# Wooohoooo......I did it, I did it!



## rbacci (Mar 1, 2015)

I fried up my second attempt at bacon this morning and it turned out great. The salt was perfect, it fried up crisp and not chewy. My family was over for breakfast and raved about it. They almost went through 2 lbs of it. 













IMG_1263.JPG



__ rbacci
__ Mar 1, 2015


----------



## dirtsailor2003 (Mar 1, 2015)

Nice work!


----------



## gary s (Mar 1, 2015)

If everyone likes it you better hide some it will go pretty quick.

Gary


----------



## woodcutter (Mar 1, 2015)

I just knew it was bacon when I read the title. Great job!


----------



## rbacci (Mar 1, 2015)

Ive already had requests if they could have some. I'm a dad so of course they can, I'll just make more.


----------



## foamheart (Mar 1, 2015)

Its amazing how a big family breakfast can come together, even those who never get up will show when asked for home made bacon! When the bacon is as good as that looks..... They'll sleep outside in their cars to insure not being too late!

Great job.

BTW soon you'll realize how your neighbors will be come much more friendly and want to drop by when they smell the smoke.....LOL   Take it as a compliment.


----------



## disco (Mar 1, 2015)

Great job on the bacon! As for the family eating 2 pounds, you need someone to guard the bacon and protect it from hungry friends and relatives. Send it here and I will guard it for you. You can always trust a Canadian.

Disco


----------



## rbacci (Mar 3, 2015)

Disco said:


> Great job on the bacon!

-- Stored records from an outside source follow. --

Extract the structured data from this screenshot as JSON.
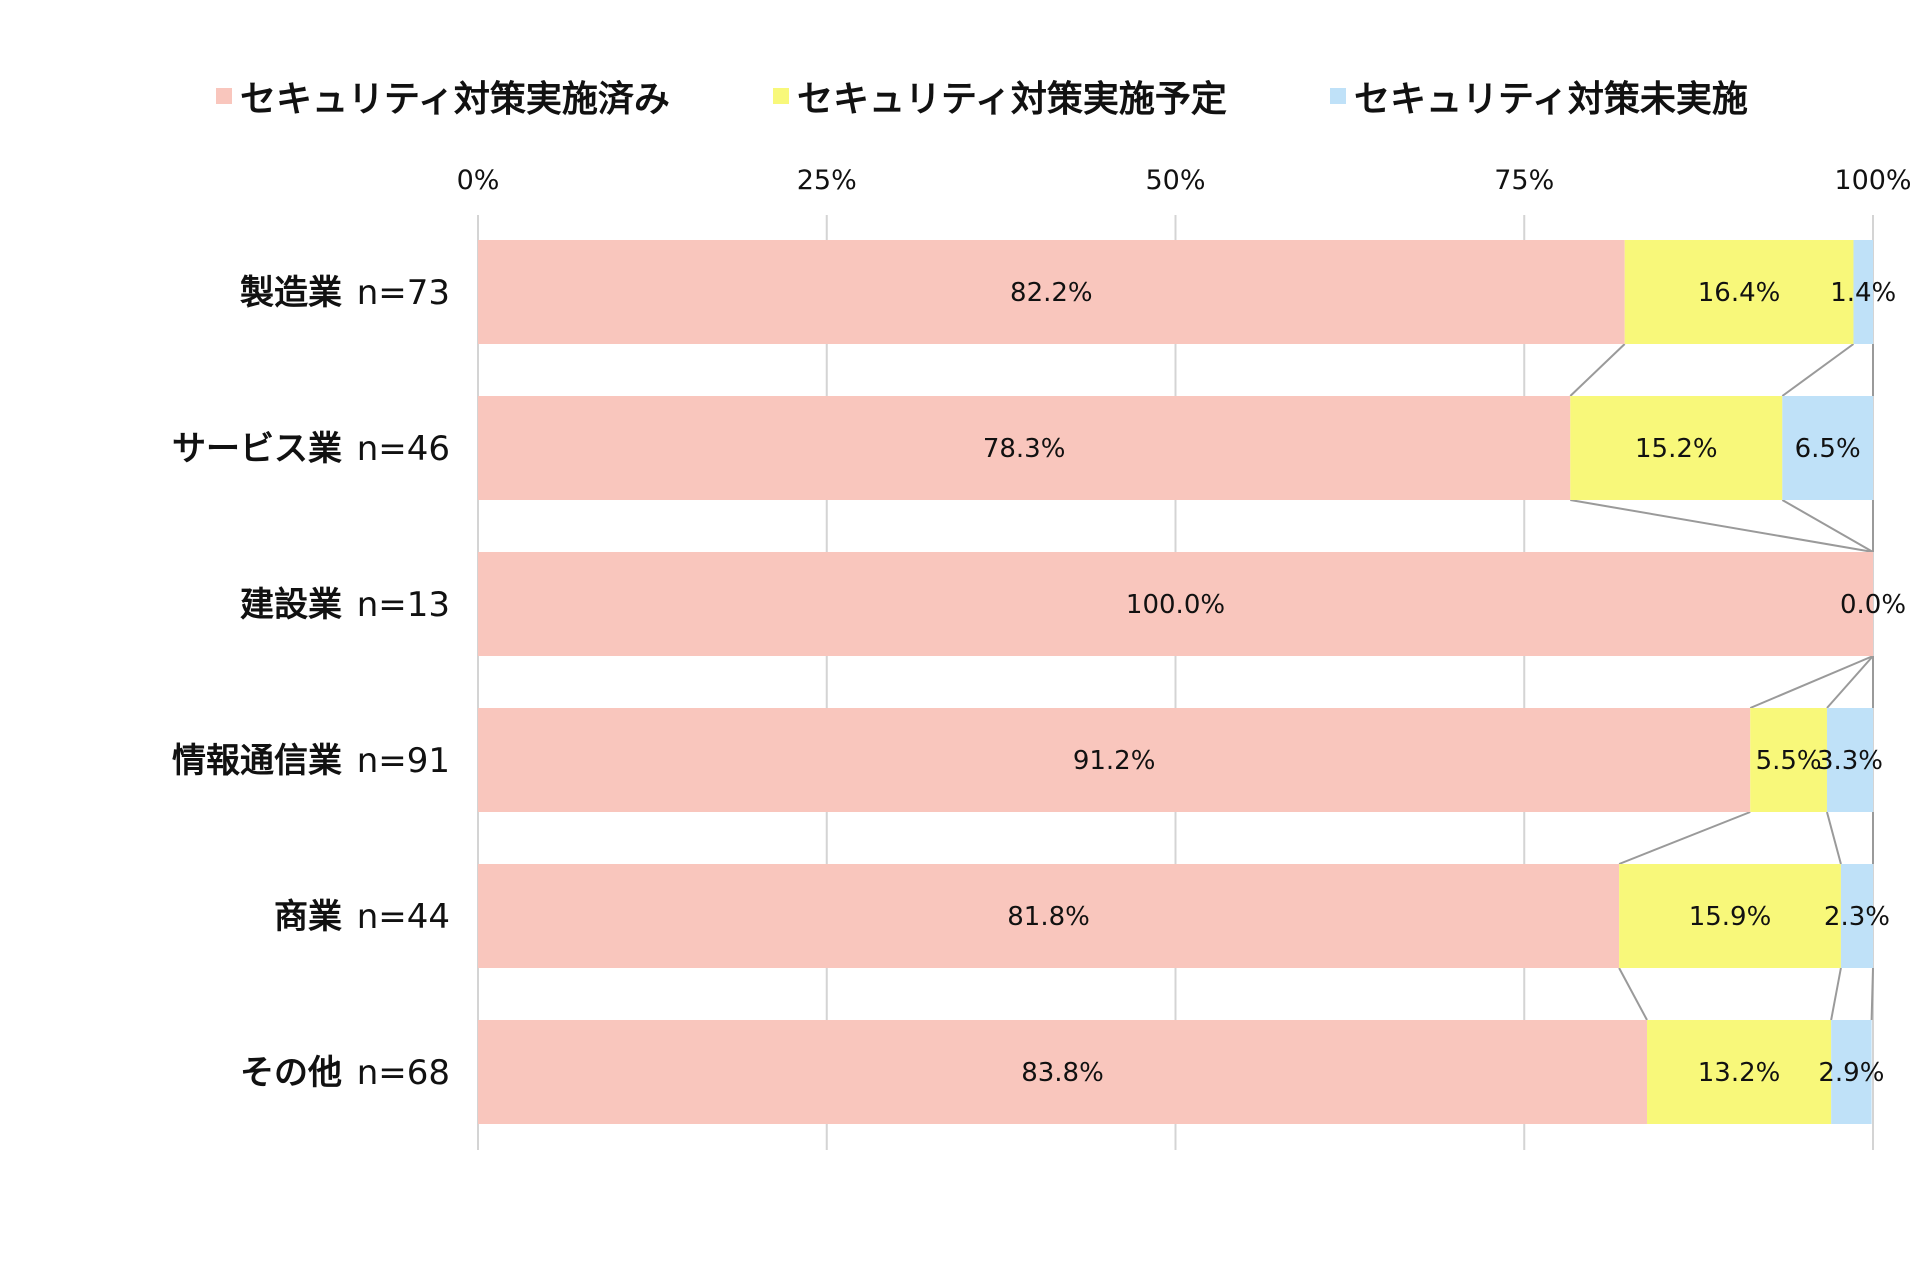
{
  "chart_data": {
    "type": "bar",
    "orientation": "horizontal",
    "stacked": "percent",
    "xlim": [
      0,
      100
    ],
    "ticks": [
      "0%",
      "25%",
      "50%",
      "75%",
      "100%"
    ],
    "grid": true,
    "legend_position": "top",
    "categories": [
      "製造業",
      "サービス業",
      "建設業",
      "情報通信業",
      "商業",
      "その他"
    ],
    "sample_sizes": [
      "n=73",
      "n=46",
      "n=13",
      "n=91",
      "n=44",
      "n=68"
    ],
    "series": [
      {
        "name": "セキュリティ対策実施済み",
        "color": "#f9c6bd",
        "values": [
          82.2,
          78.3,
          100.0,
          91.2,
          81.8,
          83.8
        ],
        "labels": [
          "82.2%",
          "78.3%",
          "100.0%",
          "91.2%",
          "81.8%",
          "83.8%"
        ]
      },
      {
        "name": "セキュリティ対策実施予定",
        "color": "#f8f87a",
        "values": [
          16.4,
          15.2,
          0.0,
          5.5,
          15.9,
          13.2
        ],
        "labels": [
          "16.4%",
          "15.2%",
          "",
          "5.5%",
          "15.9%",
          "13.2%"
        ]
      },
      {
        "name": "セキュリティ対策未実施",
        "color": "#bfe1f8",
        "values": [
          1.4,
          6.5,
          0.0,
          3.3,
          2.3,
          2.9
        ],
        "labels": [
          "1.4%",
          "6.5%",
          "0.0%",
          "3.3%",
          "2.3%",
          "2.9%"
        ]
      }
    ],
    "series_lines": true
  }
}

As for the family eating 2 pounds, you need someone to guard the bacon and protect it from hungry friends and relatives. Send it here and I will guard it for you. You can always trust a Canadian.
> 
> Disco


Well I will say Canadians are some of the nicest people on the planet but I'll keep my bacon here.


----------



## disco (Mar 3, 2015)

Rbacci said:


> Well I will say Canadians are some of the nicest people on the planet but I'll keep my bacon here.


Har! Wise choice.

Disco


----------



## dave17a (Mar 3, 2015)

Disco said:


> Har! Wise choice.
> 
> Disco


Can't hold'em off with a fire arm Eh?


----------



## disco (Mar 3, 2015)

dave17a said:


> Can't hold'em off with a fire arm Eh?


In Canada, we hold people off with a polite request.

Disco


----------